Catur Maharaja Kayika
Bagian dari seri tentang |
Buddhisme |
---|
Menurut kepercayaan Buddhis, Catur Maharaja Kayika atau Empat Maharaja Langit adalah empat dewa yang masing-masing mengawasi salah satu mata angin dunia ini. Mereka adalah empat raja dewa, para jenderal dewa Sakra yang tinggal di keempat sisi Gunung Meru dan bertugas untuk menjaga dunia dari serangan roh-roh jahat (Asura).[1]

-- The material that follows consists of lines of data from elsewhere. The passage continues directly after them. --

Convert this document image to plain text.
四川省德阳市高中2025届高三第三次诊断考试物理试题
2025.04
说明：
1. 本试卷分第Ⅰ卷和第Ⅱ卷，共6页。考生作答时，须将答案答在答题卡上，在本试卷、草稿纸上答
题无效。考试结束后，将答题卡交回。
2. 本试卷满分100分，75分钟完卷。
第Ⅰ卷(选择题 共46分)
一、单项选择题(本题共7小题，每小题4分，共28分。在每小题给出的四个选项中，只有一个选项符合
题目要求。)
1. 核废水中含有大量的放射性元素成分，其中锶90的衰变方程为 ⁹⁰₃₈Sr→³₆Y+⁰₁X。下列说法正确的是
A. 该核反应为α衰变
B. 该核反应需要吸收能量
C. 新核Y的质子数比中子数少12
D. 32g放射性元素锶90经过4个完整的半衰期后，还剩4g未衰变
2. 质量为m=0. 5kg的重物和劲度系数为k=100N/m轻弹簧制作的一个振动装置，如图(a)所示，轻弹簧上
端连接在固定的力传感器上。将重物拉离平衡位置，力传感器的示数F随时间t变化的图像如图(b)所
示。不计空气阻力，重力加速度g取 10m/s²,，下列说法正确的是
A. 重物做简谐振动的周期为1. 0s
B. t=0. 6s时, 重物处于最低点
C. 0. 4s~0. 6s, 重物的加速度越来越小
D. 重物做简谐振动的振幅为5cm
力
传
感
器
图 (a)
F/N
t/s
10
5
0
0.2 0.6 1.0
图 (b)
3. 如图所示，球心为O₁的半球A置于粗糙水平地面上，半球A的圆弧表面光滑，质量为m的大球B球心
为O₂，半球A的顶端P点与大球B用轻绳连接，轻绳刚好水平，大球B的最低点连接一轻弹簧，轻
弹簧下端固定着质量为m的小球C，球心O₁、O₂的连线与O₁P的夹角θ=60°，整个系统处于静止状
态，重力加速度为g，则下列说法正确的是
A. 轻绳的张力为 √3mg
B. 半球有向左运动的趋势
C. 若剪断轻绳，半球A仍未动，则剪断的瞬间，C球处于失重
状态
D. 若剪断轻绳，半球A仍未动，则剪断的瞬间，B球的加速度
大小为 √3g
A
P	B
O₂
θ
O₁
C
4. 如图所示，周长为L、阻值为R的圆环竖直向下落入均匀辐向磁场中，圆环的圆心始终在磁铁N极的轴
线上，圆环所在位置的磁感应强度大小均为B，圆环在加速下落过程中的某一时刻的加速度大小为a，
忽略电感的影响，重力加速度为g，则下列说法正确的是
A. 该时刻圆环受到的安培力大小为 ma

Di China, mereka berempat disebut sebagai Hu Shi Si Tianwang (Hanzi: 护世四天王; Pinyin: hù Shì sì tiānwáng; lit. Empat Raja Dewa, Pelindung Dunia)[1] dan Feng Tiao Yu Shun (Hanzi sederhana: 风调雨顺; Hanzi tradisional: 風調雨順; Pinyin: Fēng Tiáo Yǔ Shùn; lit. "Iklim Baik").
Nomenklatur
[sunting | sunting sumber]Nama keempat Maharaja Langit dalam berbagai bahasa adalah sebagai berikut.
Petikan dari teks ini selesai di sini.